Prosecutors believe the visit was meant to persuade the prisoner to not cooperate with investigators.

By contrast, Garcia said Jarvis had only been giving the type of advice any defense attorney would give: to not speak with law enforcement until advised by an attorney.

But Jarvis did more than visit prisoners associated with the Herrera DTO, Lopez said.

For nearly four years, the lawyer also used his access to PACER, the publicly accessible repository of federal court records, to supply the organization with information regarding law enforcement activities.

According to charging documents, Jarvis participated in the scheme from July 2017 through mid-May 2021. He pleaded guilty just two months later.

“You have anonymous calls being made… and within hours, Mr. Jarvis is searching for that name,” Lopez said in court Tuesday.

Jarvis would search the PACER database to confirm whether certain people were in custody — whether or not they were his clients. The Herrera DTO would subsequently pay him for his efforts.

In all, Jarvis admitted to eight instances of conveying information to the organization’s leader, Angel Herrera, though the government said they had “uncovered” more than 40 instances.

Herrera was later killed, but even his death did not deter Jarvis from selling information to the organization.

“If… learning that one of these drug traffickers was very brutally murdered doesn’t stop you… (it) goes to show how far Mr. Jarvis was in this organization,” Lopez said.

Despite admitting that he understood his relaying of information to the organization involved money laundering and drug trafficking, Jarvis denied being a part of the Herrera DTO itself.

Garcia asked for leniency for his client. Asking Hinojosa to take into account that the majority of the defendants related to Jarvis’ improper communications had been sentenced to less time than the 60-month maximum sentence Jarvis was facing.

Garcia pointed to the strong support network the disgraced attorney has, including a number of family members who were in the courtroom Tuesday, as well as the many people who wrote letters of support for Jarvis.

Jarvis himself was contrite, saying the ordeal had caused him to focus inward.

“I cannot describe… the inexpressible horror I have been suffering… that my family has been experiencing,” Jarvis said at the beginning of the sentencing hearing.

“(I’m) grateful to the Lord for his divine chastening…” he continued, before Hinojosa interrupted him.

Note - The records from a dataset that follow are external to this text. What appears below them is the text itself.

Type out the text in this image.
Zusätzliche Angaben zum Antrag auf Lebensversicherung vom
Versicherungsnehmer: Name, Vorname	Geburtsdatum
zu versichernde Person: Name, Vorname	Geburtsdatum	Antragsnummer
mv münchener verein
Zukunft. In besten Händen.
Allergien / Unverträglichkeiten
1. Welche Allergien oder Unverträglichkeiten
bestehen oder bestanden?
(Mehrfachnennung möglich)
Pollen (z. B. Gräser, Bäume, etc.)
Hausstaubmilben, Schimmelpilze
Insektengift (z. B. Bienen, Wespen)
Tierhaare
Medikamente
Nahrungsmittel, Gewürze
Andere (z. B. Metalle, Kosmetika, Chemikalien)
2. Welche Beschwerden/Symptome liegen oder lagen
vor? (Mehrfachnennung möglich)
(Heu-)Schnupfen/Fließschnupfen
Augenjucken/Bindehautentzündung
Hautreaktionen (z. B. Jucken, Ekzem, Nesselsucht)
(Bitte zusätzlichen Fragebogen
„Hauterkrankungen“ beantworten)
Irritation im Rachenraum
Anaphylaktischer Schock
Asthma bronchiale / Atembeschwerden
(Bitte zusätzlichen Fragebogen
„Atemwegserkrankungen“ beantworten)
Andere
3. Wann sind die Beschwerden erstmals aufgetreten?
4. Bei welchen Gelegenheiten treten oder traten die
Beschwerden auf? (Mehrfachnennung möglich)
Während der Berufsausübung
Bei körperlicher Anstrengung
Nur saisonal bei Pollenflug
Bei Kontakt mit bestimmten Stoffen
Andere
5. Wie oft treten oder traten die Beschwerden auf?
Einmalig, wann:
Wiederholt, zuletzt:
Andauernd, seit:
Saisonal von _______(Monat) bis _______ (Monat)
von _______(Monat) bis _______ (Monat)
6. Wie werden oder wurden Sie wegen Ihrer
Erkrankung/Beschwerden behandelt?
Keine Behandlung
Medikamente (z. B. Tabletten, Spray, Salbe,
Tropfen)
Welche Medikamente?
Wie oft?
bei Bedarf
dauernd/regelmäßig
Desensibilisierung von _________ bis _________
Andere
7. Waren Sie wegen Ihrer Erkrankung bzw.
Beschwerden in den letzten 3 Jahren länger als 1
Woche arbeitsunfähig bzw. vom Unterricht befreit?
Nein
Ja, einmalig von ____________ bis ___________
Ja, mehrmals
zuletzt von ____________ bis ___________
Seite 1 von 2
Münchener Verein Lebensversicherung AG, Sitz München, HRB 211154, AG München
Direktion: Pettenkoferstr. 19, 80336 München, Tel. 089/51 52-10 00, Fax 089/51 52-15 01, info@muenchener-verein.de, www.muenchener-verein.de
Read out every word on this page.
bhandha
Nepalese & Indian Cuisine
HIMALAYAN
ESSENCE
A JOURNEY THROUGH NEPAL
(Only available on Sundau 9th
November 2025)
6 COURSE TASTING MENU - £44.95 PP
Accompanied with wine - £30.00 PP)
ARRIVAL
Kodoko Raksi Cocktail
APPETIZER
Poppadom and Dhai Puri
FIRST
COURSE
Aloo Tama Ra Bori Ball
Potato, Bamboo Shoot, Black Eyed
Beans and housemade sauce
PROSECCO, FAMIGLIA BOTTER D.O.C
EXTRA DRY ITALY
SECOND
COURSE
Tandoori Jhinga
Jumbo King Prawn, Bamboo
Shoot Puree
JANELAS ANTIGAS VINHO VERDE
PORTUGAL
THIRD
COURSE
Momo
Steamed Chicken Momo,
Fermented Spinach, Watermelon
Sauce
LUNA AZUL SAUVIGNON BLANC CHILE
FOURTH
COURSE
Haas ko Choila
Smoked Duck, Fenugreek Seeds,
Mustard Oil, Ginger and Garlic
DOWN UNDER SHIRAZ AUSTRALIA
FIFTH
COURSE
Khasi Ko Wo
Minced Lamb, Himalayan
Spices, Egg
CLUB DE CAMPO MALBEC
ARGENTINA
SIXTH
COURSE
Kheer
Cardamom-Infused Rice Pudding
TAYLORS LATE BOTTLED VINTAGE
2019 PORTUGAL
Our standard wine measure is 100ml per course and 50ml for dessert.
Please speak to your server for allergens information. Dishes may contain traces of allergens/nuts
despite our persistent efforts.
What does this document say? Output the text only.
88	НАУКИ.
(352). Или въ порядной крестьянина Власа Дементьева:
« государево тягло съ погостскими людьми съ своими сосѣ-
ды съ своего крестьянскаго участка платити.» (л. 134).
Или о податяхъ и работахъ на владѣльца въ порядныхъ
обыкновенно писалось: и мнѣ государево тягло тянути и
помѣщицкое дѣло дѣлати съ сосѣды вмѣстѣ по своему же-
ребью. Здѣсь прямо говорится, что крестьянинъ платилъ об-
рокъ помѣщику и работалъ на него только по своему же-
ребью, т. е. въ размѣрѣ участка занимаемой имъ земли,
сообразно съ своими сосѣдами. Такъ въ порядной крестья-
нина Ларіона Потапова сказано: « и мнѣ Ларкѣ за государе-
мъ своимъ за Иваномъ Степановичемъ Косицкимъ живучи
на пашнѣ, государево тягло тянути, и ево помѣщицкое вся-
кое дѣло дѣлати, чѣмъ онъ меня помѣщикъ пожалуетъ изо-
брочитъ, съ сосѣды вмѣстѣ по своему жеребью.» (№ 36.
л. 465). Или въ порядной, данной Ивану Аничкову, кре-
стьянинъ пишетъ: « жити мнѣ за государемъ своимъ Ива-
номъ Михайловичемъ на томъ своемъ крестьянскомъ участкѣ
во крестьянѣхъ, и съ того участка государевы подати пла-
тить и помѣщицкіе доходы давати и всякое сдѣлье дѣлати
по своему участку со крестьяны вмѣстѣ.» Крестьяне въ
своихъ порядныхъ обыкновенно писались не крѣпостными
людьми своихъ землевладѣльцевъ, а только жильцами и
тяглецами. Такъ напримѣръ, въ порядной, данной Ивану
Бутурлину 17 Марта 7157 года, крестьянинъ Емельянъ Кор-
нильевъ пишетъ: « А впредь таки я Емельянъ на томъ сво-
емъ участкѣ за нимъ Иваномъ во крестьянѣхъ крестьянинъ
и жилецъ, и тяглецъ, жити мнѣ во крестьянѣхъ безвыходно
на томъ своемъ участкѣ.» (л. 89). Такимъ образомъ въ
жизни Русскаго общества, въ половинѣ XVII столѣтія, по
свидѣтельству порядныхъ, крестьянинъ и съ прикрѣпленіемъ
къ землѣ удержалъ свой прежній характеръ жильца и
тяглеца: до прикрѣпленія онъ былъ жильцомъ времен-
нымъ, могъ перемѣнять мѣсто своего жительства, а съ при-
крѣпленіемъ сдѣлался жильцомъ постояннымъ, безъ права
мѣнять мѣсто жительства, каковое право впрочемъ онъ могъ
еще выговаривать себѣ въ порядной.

“Isn’t it true there’s the belief — for those who believe — that human beings were given the ability to know right from wrong?” the judge asked Jarvis.

And in the end, it seemed that initial question — along with the public trust inherent with his career as a defense attorney, as well as his robust familial and social support — that seemed to sway the judge in handing down his sentence.

“This is a difficult case, but because of that, and because of the things he does have that others don’t, it puts us in a very difficult situation,” Hinojosa said.

“When it came to the rule of law and the oath that he took as a lawyer, he violated that oath,” the judge added a few moments later.